SEC-based Isolation of Microglia-derived Extracellular Vesicles: A Technique to Isolate Extracellular Vesicles from Microglia Conditioned Culture Media
Transcription
Microglial cells release immune mediators in the form of extracellular vesicles or EVs, including larger apoptotic bodies and smaller micro-sized vesicles, into growth media in vitro.
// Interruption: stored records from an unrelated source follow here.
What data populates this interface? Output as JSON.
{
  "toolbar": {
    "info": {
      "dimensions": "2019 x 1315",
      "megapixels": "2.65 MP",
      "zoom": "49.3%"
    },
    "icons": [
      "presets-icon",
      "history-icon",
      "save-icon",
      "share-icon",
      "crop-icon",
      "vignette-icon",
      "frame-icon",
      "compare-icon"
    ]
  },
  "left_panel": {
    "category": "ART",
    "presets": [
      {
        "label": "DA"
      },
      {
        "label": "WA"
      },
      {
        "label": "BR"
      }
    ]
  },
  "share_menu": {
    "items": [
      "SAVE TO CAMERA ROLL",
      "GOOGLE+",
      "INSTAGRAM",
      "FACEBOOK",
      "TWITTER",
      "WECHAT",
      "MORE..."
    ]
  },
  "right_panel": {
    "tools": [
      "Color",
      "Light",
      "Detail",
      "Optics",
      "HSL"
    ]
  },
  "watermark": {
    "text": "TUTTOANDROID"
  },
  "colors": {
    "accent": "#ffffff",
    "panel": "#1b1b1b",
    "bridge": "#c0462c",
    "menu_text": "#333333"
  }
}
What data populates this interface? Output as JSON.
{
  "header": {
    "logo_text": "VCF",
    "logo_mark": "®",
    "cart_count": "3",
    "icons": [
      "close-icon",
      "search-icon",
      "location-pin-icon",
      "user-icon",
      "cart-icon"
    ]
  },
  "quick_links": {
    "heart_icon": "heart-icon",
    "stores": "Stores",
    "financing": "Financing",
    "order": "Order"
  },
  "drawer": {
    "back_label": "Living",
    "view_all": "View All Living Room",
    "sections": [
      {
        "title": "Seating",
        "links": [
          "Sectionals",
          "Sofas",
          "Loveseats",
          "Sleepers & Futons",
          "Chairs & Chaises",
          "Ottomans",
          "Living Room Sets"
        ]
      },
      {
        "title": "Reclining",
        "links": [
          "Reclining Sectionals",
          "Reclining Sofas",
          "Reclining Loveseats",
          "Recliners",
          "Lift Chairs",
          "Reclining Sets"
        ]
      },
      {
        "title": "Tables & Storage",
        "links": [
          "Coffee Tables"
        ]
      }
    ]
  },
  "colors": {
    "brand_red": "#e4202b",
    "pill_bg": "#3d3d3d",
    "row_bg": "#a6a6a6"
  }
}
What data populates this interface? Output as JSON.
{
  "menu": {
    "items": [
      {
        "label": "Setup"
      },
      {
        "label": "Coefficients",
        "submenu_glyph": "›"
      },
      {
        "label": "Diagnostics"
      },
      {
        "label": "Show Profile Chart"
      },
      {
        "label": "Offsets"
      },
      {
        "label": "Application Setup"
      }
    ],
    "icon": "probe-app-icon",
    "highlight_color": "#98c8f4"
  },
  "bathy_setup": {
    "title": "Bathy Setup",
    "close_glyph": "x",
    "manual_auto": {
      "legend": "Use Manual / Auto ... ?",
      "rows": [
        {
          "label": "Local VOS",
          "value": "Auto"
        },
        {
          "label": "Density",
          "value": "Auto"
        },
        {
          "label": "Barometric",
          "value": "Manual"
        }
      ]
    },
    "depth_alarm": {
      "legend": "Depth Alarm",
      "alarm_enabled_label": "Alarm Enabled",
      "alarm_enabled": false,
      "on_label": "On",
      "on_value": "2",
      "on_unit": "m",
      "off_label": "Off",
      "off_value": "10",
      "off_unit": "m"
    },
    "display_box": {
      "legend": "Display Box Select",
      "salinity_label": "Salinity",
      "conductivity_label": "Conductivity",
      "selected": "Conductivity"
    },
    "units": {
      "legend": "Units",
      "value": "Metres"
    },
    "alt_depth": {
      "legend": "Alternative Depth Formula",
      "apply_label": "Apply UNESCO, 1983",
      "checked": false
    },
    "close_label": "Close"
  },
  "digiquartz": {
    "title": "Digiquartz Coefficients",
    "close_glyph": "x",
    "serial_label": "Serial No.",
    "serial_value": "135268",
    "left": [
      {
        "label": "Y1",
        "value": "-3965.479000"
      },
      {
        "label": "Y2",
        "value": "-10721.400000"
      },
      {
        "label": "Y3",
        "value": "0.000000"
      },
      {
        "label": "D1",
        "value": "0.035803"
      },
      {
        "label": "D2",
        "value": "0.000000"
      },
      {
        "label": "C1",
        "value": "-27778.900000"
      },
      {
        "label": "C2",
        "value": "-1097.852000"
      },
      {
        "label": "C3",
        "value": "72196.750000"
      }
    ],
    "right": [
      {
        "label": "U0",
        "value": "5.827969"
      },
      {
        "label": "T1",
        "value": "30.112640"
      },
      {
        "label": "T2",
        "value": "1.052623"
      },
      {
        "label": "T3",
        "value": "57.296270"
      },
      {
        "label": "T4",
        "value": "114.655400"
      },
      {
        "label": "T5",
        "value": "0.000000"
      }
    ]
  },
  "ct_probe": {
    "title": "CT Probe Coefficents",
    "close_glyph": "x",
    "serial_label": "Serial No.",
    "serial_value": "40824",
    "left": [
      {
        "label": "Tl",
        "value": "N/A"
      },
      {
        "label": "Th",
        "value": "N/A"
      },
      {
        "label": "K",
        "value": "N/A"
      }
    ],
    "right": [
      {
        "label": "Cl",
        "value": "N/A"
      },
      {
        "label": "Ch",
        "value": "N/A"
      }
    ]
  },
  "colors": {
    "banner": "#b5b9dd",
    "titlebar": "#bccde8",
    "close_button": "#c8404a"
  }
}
To isolate EVs, begin by taking microglia conditioned media. This culture media contains microglial cells along with the released EVs. Centrifuge the media to pellet the cells.
Collect the supernatant containing the EVs, debris, and protein aggregates in a fresh tube. Centrifuge again to remove cellular debris and large apoptotic bodies.
Transfer the supernatant into an ultracentrifuge tube. Centrifuge at high speed.
Discard the supernatant containing spent media and resuspend the EV and protein aggregate pellet in the desired buffer.
Concomitantly, take a size-exclusion chromatography column with an appropriate filter at its base.
Tightly pack the column with a gel-filtration matrix consisting of spherical gel beads that form a porous sieve of defined pore size.
Load the EV and protein aggregate suspension on top of the stationary phase.
As the suspension passes through the column, larger-sized EVs move through interparticle spaces between the gel beads, traveling a shorter path. In contrast, the smaller-sized protein aggregates move into the pores, following a longer path.
Consequently, EVs elute out first from the column.
Collect the fractions containing EVs and use them for further analysis.